第27話 異国の夜
その晩はコルムの人たちとしこたま飲み、久しぶりの宿をとった。
翌朝は出国手続きを取るために、代官館へと出頭する。
コルムの代官館はもともとレルム領として対ミュルクヴィズ戦を考慮してレルム側の門のそばにある。今となっては対レルム戦を考慮しなくてはならず、立地的には防御力の面で不安があることが否めないけれど、そこまで手が回らないのは致し方ない。
代官のフェルディナントさんとはすでにイストドルフで会っているので、出国に関しては完全に書類手続きだけだ。従士の窓口係に差し出された書類に名前を書くだけだ。特に今回に関しては再入国禁止を約束する書類に署名するのはリーシアだけで、師匠、フィルさん、力強きものは単純に出国するだけの書類になる。
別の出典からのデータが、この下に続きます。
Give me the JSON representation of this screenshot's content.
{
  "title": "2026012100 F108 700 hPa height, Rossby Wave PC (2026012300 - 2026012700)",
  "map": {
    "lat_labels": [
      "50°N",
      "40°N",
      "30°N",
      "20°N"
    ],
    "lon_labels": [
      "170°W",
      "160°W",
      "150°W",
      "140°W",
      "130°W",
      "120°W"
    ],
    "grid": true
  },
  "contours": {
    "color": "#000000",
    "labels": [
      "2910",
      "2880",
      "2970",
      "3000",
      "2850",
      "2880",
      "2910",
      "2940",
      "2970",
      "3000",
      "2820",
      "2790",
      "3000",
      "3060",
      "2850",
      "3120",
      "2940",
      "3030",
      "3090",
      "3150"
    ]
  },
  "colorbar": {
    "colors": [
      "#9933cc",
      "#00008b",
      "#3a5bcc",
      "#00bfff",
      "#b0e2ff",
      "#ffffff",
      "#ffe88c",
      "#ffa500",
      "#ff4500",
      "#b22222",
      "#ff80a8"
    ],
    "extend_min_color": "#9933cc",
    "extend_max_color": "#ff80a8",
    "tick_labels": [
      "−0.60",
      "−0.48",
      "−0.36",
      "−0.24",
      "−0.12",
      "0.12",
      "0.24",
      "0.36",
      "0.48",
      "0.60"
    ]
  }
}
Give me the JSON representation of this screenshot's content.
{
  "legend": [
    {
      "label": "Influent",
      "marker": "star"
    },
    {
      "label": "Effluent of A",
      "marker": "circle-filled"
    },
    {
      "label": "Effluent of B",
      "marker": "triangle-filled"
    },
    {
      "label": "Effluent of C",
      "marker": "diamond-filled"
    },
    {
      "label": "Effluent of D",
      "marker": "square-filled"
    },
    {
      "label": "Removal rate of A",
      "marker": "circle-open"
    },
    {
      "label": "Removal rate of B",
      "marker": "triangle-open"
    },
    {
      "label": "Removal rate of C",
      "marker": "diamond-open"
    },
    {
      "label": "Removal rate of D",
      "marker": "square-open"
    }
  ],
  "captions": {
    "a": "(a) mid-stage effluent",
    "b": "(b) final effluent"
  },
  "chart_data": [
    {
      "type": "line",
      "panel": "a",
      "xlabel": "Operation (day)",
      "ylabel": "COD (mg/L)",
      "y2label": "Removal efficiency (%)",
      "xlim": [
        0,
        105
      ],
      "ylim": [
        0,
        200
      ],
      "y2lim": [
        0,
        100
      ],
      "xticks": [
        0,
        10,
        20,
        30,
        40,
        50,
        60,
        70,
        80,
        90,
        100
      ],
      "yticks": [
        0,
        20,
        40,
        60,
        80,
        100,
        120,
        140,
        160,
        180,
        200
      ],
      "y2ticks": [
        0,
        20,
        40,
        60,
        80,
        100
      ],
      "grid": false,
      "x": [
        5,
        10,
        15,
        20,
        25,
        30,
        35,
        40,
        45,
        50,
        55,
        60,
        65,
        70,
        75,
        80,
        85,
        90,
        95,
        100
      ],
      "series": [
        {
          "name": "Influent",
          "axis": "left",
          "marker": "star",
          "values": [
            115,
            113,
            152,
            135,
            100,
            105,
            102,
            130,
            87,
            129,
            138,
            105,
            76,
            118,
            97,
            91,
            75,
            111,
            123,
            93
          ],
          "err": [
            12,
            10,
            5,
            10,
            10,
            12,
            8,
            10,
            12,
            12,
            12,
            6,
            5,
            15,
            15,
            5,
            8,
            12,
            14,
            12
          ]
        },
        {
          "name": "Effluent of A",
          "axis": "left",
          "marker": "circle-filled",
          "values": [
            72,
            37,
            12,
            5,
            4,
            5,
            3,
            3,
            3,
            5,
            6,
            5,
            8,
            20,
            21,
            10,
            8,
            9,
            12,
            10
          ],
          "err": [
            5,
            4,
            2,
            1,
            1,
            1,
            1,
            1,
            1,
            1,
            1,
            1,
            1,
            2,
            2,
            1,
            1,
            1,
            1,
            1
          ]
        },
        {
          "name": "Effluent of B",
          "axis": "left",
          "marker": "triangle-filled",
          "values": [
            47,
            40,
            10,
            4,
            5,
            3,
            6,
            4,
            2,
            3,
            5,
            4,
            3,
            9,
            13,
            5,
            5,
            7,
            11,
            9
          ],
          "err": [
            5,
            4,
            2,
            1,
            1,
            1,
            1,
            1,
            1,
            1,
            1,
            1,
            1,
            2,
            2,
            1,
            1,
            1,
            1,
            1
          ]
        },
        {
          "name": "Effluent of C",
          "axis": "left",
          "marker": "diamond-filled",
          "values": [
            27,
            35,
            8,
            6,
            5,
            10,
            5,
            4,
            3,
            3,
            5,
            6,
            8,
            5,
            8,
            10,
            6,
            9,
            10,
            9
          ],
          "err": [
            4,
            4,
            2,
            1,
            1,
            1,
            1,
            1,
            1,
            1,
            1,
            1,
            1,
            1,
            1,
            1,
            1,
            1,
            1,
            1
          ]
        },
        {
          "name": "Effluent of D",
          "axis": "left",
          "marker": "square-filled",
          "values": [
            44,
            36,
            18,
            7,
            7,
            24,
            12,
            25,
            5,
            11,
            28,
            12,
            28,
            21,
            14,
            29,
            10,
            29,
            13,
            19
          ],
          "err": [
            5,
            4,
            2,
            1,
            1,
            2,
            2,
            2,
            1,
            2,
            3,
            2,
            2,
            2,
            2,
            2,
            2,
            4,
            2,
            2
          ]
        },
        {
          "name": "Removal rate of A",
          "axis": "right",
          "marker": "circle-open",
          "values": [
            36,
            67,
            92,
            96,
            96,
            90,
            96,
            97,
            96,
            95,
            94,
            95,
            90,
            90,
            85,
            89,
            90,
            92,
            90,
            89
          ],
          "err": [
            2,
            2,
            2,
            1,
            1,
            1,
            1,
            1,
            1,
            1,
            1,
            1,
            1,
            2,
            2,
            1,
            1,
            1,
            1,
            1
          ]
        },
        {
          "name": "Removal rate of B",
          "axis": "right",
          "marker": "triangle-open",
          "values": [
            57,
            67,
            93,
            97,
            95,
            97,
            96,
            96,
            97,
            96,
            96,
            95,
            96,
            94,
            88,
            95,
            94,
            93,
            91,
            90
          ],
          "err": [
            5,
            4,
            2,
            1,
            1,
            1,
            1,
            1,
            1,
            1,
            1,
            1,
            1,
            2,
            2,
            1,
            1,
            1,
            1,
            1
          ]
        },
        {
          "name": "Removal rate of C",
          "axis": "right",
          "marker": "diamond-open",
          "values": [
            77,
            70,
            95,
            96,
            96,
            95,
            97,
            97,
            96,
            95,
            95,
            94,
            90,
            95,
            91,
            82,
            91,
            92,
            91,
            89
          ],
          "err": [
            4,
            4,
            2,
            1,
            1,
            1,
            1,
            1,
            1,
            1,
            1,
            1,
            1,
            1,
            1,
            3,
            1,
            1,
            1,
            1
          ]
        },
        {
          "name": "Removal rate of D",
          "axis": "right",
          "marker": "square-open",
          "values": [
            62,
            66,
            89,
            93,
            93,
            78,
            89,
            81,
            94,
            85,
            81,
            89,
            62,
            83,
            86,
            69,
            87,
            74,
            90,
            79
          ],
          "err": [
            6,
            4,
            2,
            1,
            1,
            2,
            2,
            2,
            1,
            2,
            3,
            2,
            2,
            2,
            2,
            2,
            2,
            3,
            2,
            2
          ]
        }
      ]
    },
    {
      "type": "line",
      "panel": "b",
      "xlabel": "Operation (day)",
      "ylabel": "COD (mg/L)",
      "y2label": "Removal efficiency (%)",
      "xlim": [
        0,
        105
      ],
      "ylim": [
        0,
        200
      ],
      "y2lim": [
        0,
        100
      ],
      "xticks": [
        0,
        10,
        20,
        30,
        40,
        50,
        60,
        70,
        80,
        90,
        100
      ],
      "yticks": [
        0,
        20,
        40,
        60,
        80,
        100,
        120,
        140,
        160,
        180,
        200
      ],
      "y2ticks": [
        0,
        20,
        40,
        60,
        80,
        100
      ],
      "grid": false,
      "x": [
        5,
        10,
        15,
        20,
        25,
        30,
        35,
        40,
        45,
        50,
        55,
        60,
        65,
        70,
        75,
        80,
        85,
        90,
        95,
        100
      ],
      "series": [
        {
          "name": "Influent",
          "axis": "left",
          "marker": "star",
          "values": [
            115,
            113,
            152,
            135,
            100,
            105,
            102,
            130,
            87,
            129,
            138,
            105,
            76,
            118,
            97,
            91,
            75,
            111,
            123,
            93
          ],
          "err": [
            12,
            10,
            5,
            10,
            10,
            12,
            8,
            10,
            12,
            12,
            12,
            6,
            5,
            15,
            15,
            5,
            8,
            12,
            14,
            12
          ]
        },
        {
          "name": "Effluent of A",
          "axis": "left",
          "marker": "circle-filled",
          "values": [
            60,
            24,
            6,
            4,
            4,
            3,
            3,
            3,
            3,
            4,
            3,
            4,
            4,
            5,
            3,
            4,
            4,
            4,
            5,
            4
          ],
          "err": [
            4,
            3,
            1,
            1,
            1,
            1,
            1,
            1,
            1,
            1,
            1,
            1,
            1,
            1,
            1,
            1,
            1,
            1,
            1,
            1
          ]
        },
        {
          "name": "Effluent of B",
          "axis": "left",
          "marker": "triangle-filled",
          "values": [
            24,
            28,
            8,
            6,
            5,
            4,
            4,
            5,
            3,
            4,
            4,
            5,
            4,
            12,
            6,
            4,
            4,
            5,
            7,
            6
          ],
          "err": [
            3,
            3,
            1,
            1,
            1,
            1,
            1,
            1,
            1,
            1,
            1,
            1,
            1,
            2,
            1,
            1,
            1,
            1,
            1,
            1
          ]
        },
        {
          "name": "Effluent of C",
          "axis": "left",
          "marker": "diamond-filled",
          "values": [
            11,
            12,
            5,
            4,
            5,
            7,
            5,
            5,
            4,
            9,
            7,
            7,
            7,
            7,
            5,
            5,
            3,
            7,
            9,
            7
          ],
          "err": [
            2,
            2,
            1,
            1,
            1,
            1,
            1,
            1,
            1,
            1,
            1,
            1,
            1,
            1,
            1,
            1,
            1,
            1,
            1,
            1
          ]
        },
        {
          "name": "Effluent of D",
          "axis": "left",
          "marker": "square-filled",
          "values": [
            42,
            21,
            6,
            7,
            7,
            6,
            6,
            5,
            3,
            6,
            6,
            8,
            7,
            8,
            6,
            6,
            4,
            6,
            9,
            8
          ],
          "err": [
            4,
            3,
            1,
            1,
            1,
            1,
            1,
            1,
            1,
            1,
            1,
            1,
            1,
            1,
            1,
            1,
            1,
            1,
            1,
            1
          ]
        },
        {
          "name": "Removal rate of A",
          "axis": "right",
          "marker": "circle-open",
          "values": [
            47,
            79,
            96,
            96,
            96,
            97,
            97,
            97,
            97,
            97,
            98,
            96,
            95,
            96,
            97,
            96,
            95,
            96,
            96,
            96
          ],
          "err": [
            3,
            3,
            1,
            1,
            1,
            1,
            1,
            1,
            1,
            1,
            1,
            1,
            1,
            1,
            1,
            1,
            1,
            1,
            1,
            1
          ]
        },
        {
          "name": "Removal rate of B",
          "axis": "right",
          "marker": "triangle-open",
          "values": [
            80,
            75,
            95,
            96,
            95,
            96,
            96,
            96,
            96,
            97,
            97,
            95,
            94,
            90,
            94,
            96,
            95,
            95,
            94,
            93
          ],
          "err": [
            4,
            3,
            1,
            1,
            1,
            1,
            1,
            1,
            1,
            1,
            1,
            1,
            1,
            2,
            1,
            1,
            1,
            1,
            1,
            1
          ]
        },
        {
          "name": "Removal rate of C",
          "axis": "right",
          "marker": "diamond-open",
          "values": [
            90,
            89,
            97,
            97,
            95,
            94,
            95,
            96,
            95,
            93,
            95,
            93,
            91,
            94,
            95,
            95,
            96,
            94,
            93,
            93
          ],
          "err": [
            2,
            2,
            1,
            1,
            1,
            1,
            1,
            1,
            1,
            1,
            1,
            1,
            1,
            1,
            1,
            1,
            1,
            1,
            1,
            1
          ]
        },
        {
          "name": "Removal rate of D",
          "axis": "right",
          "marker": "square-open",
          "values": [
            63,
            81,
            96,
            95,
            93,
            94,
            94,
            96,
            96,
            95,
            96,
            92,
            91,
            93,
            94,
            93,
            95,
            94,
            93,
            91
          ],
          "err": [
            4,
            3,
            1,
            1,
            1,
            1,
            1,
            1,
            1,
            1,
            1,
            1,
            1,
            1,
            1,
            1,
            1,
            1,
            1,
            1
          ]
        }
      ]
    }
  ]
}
館の裏口から出てすぐに開いている門をくぐり、レルムへの道をゆく。ここは長い間普通の街道だったこともあって、割とのどかな道が続く。
国境の割には見通しもよく、野盗の類の心配も少ないように見える。それでも国境の街道は双方の警備もしにくく、治安が悪くなりがちだと思う。
「そんなに警戒しなくても、こんなグリフォンを連れた一行を襲うような盗賊なんか、いないと思うよ」というのは師匠。
「それにオルクスもいますしね」とは珍しくフィルさん。それはそう。オルクスの体格は人よりも頭一つ、二つ上回る。そしてただ大きいだけではなくて、筋骨隆々と逞しく、一目で手強さを感じさせる。確かにこの一行を襲撃するような奇特な賊徒はいないだろう。
そうは言っても、そこで油断できないのが自分だ。無意識のうちに街道の先、木の幹の陰、茂みの向こうに目をつけてしまう。こればかりは性分なので仕方がない。キューちゃんも同様に先が気になるようだけれども、流石にキューちゃんを飛ばせて道行を混乱させるわけにもいかない。
キューちゃんの首を撫でて宥めつつ、街道を進む。当然だが街道には一行の他に通行者はいなく、人影は見当たらない。時折野生動物の気配がするが、これも当然だが狼程度では襲いかかってきたりせずに、こちらを伺う気配を見せては森の奥に消えていく。
当然だが日のあるうちにはどこにも行き当たらず、まだ明るいうちに着いたらしい野営地に野営の支度を始める。
ここは数年前まではレルムの完全な支配地だったわけで、まだそれほど実感はないけれども、なんだか不思議と異国だと思い始めた。
初夏の、暑さを思わせる夜空を見上げ、生まれて初めての外国の夜を眠った。